Thursday, December 8, 2011

The Futile Attempt to De-legitimize the Wisconsin Recall Process

Since the Recall Walker effort announce that they collected 300,000 signatures in the first 12 days of the collection period Scott (on Nov. 28th), Walker's allies have gone on the offense to try and discredit the signature drive. There's a graph in yesterday's Christian Schneider piece in NRO that summarizes the principle point:

[I]f someone signs a petition 30 times, 29 will be invalid — but only if Scott Walker’s campaign can manually enter all 540,000 signatures into a database and weed out the duplicates in the 10 days in which they have to challenge.  Fabricated names and addresses will all be considered legal unless Walker’s volunteers can pick through hundreds of thousands of signatures and weed them out in the allotted time period.  (In Ohio recently, 351,000 — or over 25% — of union-submitted signatures were found to be invalid.)
Fair enough, but that's Ohio and there's little reason to use another state as a reference point when when we have recent data right here in Wisconsin (unless, of course, you're more interested in taking a pot-shot at unions, which is clearly Schneider's intention here).

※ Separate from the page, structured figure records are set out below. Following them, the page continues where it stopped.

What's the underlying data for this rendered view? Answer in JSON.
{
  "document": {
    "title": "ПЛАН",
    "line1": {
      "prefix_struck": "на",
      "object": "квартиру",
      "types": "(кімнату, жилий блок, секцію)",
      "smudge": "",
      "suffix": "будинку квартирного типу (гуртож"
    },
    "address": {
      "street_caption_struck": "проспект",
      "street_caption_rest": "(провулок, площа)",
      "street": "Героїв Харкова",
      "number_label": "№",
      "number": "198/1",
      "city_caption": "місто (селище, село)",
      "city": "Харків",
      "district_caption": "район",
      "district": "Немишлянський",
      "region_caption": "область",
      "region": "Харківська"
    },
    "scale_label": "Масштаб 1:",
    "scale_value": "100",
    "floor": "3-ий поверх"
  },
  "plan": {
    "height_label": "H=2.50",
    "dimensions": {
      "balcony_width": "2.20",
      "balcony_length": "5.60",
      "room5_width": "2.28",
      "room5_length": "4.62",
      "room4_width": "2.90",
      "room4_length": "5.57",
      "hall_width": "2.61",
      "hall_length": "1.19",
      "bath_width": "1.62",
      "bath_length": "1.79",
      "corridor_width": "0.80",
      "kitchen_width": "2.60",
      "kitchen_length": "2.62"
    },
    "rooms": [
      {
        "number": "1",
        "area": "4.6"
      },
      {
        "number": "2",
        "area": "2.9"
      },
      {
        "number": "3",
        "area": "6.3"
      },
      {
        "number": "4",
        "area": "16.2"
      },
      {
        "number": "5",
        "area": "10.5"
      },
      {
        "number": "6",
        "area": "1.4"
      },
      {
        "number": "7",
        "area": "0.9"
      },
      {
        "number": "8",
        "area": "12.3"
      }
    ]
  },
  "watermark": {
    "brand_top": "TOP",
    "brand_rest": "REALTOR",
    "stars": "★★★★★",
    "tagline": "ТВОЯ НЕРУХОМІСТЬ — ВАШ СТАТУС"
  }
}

Let's look at the numbers from last spring's senate recalls:

Of the six districts that eventually held elections a total of 97,997 signatures were required to initiate those recalls. By the end of the collection period approximately 148,700 signatures had been collected (according to media reports, the GAB never released the number of signatures submitted). That's 51.7% more than were required. The GAB validated 136,823 of those signatures (or 39.6% more than were required), which gave the recall effort a 92% validation rate.

There are other ways in which Walker allies are trying to de-legitimatize the process. Scott Walker himself has repeatedly portrayed the collection effort has being "paid" for by someone of something, despite a lack of evidence. Then there's the the Verify the Recall effort being organized by a pair of Tea Party groups, which seems like it plans to conduct its own verification project. The folks at the McIver PR firm are trying to de-legitimize the GAB itself.

The fact of the matter is,according to the GAB itself, is that the "step-by-step processes are still be[ing] finalized." Given the delay and logistics problems that arose last spring during the senate recall validation process, one would assume those processes aren't going to be resolved until the signatures are delivered. [MORE: Wouldn't you know it, the GAB just came out with a pretty detailed memo on how the recall signatures will be verified this evening.]

If the only thing the GOP has going for it at the moment is a desperate attempt to de-legitimize a process that continues to move forward, then they are in effect whistle past the graveyard. I certainly had my doubts, but as the recalls proceed it becomes more and more evident that the Dems developed a very intricate long term plan and have generally kept to it. I don't get that impression from the state GOP. IN fact if the Dems dropped a truckload of signatures off at the GAB this afternoon, I'm pretty sure Walker et al. would be caught flat-footed.